Но слова вдруг застревают у него в горле. Волна голосов поднимается вверх по тополевой аллее, ведущей к храму, крепнет и несется вверх по широким ступеням, превращается в рев и разливается дикой какофонией под сводами храма. Диоклетиан собственной персоной, Jovius Diocletianus [19], воплощение Юпитера, первый среди четырех правителей, пожаловал сюда из Никомедии, сошел со своего вавилонского трона, чтобы присутствовать при последнем допросе воинов, а если говорить по правде, чтобы спасти жизнь in articulo mortis [20] этим четырем негодяям из его непобедимого войска.
— Nomen imperatoris. [21]
Когда он идет, его подданные-римляне — гражданские и военные, женщины и дети — падают ниц в неописуемом экстазе, жадно целуют складки его мантии. Диоклетиан — долговязый и широкоплечий мужчина с бычьей шеей; борода лопатой, вьется на челюстях; усы свисают вниз, как у азиатских мудрецов; глаза прищурены, но сверлят буравами; лоб разлинован морщинами, большие уши торчат, как ручки на круглом кувшине (так выглядит он на монетах и медальонах своей эпохи). В обществе ведет себя прилично, в речах — воздержан (так описывает его Шатобриан в одном из своих нудных романов).

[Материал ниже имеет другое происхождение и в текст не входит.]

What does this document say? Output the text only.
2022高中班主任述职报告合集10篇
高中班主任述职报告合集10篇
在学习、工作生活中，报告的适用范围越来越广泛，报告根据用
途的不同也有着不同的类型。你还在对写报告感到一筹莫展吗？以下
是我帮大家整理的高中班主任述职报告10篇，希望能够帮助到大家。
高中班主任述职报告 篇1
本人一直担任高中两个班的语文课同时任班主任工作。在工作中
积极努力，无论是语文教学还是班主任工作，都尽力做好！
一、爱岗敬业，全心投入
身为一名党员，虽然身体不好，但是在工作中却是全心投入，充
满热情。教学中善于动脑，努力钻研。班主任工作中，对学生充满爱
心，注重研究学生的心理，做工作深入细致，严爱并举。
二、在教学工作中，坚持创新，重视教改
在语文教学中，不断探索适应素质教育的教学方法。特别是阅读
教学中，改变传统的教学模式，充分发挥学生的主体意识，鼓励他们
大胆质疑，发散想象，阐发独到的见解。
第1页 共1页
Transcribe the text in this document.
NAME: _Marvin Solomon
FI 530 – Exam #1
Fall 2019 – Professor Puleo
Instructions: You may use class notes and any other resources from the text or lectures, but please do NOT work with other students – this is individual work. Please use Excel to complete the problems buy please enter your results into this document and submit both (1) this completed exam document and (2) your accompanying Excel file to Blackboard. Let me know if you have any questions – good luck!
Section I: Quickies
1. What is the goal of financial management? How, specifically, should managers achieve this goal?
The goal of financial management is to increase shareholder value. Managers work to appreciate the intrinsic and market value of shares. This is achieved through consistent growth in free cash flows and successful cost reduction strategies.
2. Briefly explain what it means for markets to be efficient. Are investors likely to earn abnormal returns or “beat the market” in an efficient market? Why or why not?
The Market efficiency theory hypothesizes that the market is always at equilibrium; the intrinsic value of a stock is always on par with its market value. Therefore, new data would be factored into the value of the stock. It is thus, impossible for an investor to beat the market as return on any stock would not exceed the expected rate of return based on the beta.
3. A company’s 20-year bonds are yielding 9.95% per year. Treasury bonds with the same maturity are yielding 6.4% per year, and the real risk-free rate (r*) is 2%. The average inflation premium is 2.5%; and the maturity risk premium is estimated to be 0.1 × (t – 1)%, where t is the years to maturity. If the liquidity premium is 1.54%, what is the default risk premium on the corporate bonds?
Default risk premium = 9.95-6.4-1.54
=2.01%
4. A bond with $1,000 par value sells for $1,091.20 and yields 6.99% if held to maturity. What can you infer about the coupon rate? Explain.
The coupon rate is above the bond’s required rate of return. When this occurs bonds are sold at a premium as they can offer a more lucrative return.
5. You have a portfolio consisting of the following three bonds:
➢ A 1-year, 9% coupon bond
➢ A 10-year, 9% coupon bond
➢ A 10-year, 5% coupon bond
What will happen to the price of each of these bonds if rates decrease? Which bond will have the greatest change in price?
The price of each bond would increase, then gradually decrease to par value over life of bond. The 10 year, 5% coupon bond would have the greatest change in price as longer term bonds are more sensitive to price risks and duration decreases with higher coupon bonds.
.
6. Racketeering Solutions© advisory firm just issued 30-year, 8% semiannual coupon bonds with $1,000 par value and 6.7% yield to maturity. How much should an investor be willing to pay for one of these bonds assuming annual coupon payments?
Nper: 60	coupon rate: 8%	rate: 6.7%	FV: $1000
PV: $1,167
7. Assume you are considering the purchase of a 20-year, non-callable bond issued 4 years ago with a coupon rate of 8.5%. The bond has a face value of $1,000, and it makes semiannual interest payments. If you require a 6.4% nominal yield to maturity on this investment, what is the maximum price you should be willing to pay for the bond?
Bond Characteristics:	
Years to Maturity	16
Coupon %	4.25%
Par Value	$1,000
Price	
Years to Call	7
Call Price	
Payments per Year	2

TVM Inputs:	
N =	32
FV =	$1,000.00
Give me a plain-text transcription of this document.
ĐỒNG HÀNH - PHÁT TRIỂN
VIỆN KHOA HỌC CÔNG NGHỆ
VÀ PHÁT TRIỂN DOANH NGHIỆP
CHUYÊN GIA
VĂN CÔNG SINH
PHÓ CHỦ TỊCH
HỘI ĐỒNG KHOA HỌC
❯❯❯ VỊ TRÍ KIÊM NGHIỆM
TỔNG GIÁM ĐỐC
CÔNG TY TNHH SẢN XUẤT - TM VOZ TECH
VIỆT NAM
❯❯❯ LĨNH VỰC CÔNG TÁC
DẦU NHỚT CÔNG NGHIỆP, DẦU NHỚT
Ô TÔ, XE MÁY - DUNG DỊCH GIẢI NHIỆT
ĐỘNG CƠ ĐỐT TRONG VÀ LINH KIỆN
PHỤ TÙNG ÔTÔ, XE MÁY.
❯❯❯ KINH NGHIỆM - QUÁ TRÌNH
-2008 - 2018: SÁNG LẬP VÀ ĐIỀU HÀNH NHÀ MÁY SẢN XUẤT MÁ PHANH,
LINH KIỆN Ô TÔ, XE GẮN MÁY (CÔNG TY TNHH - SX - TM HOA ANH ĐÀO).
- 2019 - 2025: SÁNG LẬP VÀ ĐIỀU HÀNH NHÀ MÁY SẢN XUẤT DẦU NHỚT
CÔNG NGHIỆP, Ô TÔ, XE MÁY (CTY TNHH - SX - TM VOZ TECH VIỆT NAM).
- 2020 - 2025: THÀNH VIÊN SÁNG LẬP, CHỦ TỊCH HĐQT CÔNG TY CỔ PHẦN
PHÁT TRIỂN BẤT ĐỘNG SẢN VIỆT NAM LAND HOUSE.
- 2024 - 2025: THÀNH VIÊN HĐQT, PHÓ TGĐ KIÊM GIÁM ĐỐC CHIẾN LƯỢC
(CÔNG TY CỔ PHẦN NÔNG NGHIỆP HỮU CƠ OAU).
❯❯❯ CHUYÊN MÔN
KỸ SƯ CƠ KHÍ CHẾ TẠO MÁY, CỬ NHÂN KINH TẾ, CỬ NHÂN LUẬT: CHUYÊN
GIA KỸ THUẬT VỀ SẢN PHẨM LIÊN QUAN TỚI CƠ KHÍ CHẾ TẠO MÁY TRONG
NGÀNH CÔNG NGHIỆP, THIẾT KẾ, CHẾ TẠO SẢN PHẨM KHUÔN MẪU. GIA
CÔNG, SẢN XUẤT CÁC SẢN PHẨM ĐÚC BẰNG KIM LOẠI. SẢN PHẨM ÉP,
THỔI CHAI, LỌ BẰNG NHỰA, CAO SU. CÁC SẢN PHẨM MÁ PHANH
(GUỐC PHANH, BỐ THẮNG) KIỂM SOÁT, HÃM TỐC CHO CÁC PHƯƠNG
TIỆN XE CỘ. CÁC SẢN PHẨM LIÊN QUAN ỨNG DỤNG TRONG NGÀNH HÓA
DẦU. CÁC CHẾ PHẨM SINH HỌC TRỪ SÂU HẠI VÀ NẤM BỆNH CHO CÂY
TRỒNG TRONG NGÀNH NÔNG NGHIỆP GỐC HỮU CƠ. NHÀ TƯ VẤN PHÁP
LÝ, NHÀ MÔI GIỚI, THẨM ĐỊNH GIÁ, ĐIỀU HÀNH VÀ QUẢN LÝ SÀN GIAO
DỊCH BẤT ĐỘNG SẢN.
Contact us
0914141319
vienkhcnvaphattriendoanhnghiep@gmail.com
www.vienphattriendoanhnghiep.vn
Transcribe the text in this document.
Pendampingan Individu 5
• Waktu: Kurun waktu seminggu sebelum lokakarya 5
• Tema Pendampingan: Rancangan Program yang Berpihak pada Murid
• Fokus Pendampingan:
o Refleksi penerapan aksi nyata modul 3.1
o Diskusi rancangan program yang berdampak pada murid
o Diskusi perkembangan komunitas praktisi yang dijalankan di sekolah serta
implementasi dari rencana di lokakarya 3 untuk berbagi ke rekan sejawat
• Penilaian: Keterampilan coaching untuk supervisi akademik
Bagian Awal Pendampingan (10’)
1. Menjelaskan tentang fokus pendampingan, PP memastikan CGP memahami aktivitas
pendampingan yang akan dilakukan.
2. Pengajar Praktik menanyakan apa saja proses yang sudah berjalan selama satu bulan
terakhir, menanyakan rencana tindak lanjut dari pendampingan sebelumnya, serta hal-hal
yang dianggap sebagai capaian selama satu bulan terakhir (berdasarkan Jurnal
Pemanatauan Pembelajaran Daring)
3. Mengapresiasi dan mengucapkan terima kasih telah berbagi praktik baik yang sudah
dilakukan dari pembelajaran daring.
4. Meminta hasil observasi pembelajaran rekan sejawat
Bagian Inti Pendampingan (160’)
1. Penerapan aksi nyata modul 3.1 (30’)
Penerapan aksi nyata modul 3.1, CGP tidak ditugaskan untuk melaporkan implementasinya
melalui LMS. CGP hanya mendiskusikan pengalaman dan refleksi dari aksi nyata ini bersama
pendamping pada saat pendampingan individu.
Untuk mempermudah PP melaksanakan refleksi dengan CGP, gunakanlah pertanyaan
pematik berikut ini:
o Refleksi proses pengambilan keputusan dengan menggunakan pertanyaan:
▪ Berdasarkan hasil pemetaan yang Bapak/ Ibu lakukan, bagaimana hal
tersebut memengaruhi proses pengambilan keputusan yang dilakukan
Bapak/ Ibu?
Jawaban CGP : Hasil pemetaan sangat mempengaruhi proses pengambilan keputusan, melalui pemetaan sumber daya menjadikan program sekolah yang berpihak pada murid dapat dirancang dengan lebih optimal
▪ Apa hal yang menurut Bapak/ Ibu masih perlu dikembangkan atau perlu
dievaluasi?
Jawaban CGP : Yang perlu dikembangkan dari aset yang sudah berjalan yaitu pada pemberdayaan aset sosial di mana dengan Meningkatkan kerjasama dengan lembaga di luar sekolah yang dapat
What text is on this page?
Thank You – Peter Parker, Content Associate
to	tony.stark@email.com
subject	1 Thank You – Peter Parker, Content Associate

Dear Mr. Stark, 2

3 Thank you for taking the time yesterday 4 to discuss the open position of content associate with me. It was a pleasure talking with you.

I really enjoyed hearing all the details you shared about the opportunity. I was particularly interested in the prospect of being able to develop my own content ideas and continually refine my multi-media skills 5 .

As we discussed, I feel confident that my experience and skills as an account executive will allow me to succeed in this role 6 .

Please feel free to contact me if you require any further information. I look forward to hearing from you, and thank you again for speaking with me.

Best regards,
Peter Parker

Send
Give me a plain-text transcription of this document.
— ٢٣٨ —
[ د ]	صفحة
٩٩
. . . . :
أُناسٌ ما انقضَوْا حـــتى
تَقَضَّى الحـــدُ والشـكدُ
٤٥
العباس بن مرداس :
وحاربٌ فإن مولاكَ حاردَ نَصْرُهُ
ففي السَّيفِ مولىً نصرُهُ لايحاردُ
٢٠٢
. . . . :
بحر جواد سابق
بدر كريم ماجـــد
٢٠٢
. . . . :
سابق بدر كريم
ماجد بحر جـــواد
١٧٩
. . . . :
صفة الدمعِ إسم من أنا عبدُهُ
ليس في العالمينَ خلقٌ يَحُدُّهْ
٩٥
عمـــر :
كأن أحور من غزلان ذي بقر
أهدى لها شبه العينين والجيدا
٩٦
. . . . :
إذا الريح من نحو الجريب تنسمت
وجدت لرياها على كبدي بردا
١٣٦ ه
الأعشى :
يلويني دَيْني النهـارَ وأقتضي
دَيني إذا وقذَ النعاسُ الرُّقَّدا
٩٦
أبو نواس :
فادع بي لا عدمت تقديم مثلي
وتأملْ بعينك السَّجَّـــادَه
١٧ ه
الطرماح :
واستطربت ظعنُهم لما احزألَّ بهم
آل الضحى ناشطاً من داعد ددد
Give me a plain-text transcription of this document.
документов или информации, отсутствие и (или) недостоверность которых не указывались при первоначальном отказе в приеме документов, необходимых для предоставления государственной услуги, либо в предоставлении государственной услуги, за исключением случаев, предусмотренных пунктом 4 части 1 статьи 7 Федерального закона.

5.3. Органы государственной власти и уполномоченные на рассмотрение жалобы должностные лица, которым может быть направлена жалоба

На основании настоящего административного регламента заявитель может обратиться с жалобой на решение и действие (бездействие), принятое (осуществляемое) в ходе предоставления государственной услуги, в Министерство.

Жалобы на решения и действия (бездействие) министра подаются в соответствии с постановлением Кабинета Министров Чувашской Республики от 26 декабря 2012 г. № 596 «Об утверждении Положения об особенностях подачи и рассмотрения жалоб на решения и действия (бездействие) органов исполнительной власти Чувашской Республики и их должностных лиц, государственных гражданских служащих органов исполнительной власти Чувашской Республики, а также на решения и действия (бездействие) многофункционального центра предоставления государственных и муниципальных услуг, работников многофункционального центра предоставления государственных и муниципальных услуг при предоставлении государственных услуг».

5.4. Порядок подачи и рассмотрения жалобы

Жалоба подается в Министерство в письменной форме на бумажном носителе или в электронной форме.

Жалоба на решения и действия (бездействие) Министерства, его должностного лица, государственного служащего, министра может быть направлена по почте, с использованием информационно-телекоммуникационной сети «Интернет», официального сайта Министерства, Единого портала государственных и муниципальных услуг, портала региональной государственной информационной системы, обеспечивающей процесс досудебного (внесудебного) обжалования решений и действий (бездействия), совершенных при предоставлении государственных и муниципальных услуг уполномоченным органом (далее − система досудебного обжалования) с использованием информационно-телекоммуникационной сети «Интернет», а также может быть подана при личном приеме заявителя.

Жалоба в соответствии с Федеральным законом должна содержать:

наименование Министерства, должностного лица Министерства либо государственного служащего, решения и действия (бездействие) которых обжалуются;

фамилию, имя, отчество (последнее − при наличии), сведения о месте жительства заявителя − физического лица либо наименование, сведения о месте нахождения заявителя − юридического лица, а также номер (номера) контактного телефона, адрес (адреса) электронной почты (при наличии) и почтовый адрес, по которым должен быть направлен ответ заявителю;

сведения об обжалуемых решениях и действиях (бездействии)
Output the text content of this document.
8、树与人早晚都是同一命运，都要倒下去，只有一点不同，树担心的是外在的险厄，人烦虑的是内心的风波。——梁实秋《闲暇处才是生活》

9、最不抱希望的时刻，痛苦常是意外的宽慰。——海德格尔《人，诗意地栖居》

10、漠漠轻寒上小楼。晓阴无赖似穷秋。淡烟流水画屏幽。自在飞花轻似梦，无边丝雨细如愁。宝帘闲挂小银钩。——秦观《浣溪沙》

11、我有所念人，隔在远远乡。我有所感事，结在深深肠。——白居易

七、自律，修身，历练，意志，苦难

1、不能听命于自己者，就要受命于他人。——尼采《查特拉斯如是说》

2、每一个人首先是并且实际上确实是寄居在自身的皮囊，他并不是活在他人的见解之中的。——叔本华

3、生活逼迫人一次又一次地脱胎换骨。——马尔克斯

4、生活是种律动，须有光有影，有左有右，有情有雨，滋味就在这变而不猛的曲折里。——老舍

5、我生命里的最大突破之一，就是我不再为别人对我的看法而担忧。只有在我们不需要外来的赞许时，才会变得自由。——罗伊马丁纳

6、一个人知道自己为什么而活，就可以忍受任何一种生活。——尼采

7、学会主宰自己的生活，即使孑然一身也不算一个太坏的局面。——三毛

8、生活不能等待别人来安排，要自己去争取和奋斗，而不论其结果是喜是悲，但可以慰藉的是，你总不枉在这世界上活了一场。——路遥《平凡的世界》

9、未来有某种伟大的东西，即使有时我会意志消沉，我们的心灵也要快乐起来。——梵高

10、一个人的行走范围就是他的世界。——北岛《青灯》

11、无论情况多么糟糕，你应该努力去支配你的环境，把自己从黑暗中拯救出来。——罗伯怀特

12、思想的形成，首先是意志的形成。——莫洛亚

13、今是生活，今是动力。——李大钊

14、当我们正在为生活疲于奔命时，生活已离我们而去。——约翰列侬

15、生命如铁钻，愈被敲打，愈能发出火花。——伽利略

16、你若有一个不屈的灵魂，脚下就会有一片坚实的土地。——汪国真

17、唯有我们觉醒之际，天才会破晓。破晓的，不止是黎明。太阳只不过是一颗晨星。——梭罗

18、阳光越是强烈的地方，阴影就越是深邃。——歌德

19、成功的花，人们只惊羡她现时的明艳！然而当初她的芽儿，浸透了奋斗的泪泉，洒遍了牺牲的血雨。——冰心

Его одежды слепят шелком и драгоценными камнями, будто молнии сверкают в помощь четырем пленникам. Гибрид олимпийского божества и восточного идола. Вкруг его чела блестит мистическая диадема, эмблема вечности, негаснущее светлое сияние, облако солнечной пыли, dominus imperil romani [22]. Рубины усеивают его шевелюру, сапфиры обвивают его шею, бирюза унизывает его пальцы. Широчайшая парчовая мантия, мигающая зеркальными глазками брильянтов, ниспадает радужными волнами и складками до самых его персидских туфель. Массивный золотой пояс, инкрустированный жемчугами и топазами, замыкается пряжкой на пупе. Не римский император, а витрина с Виа Кондотти [23] шествует во главе центурионов.